The Easel

30th November 2021

An architectural survey in search of America

Since the 1930’s, the Library of Congress has maintained a photographic survey of ‘historic’ buildings. A book drawn from this collection chooses mostly vernacular buildings – “urban row-houses, suburban and rural homes”. They are restrained images, “the style of no style” and “unmoored from a particular time”. Yet they “anticipate virtually all contemporary photography of the man-made environment”, conveying a uniquely American sense of emptiness [and] possibility”. Images are here.

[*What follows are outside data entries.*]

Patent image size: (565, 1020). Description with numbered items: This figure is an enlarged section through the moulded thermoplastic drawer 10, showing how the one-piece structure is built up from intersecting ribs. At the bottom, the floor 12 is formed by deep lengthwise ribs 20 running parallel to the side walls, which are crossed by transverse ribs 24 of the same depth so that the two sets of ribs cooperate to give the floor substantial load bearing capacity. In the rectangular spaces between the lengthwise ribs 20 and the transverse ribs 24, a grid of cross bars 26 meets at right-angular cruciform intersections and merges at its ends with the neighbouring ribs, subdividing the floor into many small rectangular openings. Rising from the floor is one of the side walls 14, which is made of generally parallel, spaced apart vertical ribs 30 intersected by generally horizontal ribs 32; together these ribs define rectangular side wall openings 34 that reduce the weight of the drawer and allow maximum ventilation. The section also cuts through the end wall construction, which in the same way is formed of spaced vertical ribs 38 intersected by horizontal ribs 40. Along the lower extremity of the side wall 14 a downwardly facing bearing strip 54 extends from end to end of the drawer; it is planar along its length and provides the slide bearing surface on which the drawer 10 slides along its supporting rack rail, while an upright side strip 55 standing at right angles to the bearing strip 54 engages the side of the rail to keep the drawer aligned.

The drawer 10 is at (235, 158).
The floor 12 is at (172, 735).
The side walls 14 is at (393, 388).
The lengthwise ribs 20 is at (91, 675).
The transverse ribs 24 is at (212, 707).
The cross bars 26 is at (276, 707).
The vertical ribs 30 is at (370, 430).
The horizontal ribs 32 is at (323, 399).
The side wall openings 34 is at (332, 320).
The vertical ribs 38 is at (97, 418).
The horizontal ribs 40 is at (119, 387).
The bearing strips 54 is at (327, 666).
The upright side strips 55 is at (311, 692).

‘Van Gogh And The Olive Groves’ Opens At Dallas Museum Of Art

Van Gogh made about 15 olive tree paintings, yet despite being from his peak period, they have never been exhibited as a group Completed while he was struggling with his mental health, these are “focused paintings, just earth, trees and a touch of azure sky”. The seasonal changes reflected in the foliage of the trees show the artist’s optimism that he too would find renewal. When viewed as a group, they are “one treasure after another [but sadly], van Gogh in his prime was only a two-year enterprise.”

23rd November 2021

Arthur Jafa

Jafa’s 2016 video essays have made him a global sensation. His new work, AGHDRA, is quiet, comprising imagery of a lumpy surface of “stuff”, with waves going out to a distant horizon. This “supreme mass” is “terribly beautiful—beautiful despite the terror, terrible despite the beauty.” Jafa calls it an attempt to “embody black experience in non-narrative terms”. The piece has no conclusion, “just endless, gut-wrenching, but still gorgeous churning.”

Annie Leibovitz: “A lot can be told in those moments in between the main moments”

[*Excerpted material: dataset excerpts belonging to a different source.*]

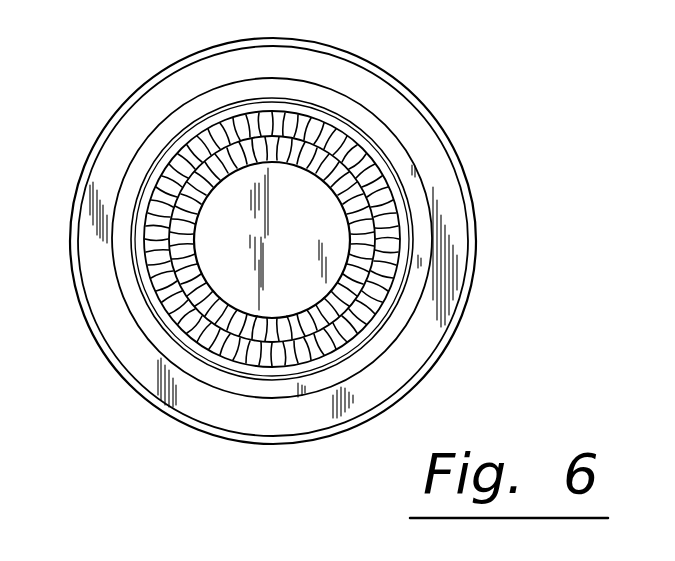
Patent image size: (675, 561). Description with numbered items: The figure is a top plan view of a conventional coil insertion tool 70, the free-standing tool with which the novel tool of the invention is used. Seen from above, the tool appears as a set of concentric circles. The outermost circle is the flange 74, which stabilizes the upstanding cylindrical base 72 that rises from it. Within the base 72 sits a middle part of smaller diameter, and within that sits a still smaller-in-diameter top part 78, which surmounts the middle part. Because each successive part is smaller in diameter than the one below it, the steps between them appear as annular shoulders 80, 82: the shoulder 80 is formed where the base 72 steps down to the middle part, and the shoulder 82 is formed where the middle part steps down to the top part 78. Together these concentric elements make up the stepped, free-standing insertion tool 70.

The coil insertion tool 70 is at (530, 172).
The cylindrical base 72 is at (382, 123).
The flange 74 is at (428, 336).
The top part 78 is at (177, 157).
The annular shoulder 80 is at (130, 293).
The annular shoulder 82 is at (170, 310).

Leibovitz is having a moment with multiple shows and a book. The reviews reveal a photographer of disparate parts. Her fashion images often indulge in fantasy, evoking narratives from history or literature as much as they showcase clothing. Her portraiture is about realism, perhaps reflecting her photojournalism roots at Rolling Stone. For Leibovitz, though, everything is a performance, with “both the photographer and [subjects as] contributors to cultural moments.”

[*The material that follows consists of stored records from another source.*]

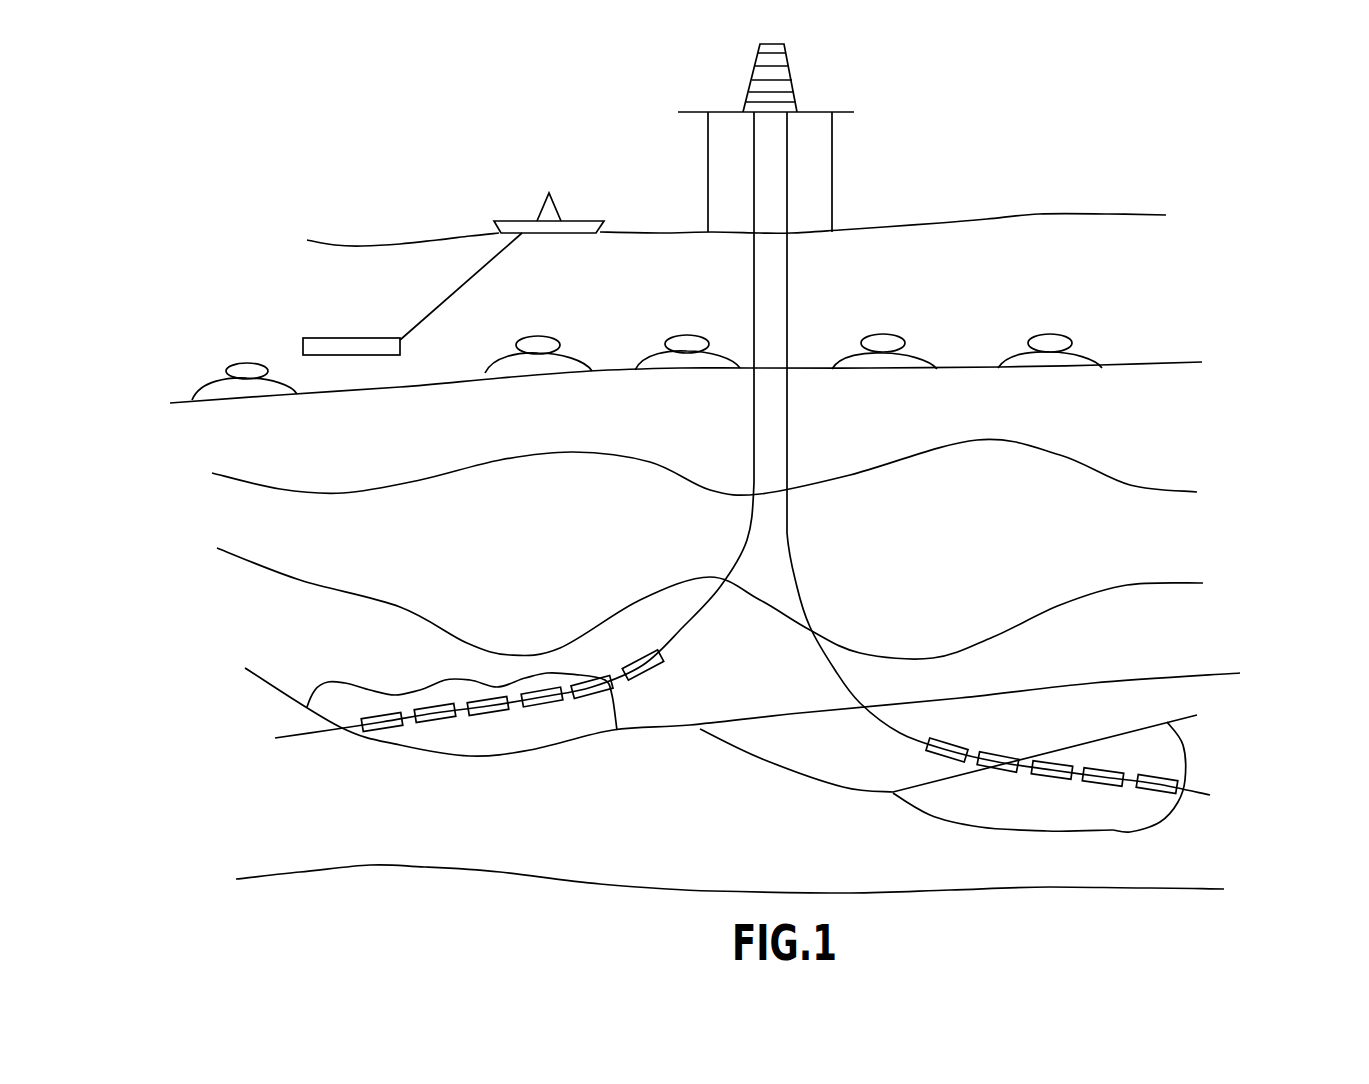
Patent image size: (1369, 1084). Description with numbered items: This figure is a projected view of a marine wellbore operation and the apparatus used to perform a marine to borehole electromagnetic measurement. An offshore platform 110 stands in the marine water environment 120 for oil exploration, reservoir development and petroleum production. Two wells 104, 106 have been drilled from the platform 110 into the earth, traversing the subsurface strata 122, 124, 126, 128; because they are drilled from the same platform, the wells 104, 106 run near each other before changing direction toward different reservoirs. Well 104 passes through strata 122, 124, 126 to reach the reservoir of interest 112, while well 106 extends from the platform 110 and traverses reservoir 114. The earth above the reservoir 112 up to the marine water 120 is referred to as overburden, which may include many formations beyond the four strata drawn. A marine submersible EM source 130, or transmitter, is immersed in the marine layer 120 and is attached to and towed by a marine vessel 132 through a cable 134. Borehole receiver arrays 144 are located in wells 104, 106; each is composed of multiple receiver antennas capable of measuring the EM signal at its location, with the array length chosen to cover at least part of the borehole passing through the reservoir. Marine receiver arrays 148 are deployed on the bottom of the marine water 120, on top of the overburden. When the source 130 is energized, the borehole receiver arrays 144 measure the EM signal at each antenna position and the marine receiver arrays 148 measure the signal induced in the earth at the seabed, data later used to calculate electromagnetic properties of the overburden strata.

The well 104 is at (740, 545).
The well 106 is at (795, 580).
The offshore platform 110 is at (827, 112).
The reservoir of interest 112 is at (462, 734).
The reservoir 114 is at (1005, 806).
The marine water environment 120 is at (196, 331).
The subsurface stratum 122 is at (204, 442).
The subsurface stratum 124 is at (221, 522).
The subsurface stratum 126 is at (246, 629).
The subsurface stratum 128 is at (1167, 707).
The marine submersible EM source 130 is at (317, 343).
The marine vessel 132 is at (494, 221).
The cable 134 is at (438, 303).
The borehole receiver arrays 144 is at (542, 705).
The marine receiver arrays 148 is at (1080, 355).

Remembering Dave Hickey, brilliant art critic and renegade Texan

Hickey has been called “the philosopher king of American art criticism”. His reputation rested especially on two 1990’s books that contain “some of the best writing on art and culture that any American has ever done”. A critic described him as “a resolutely nonsystematic thinker …  a critic who constructs no rules, but instead rhapsodizes about what he loves, aiming not to convince you of its worthiness but to demonstrate that such love is possible.”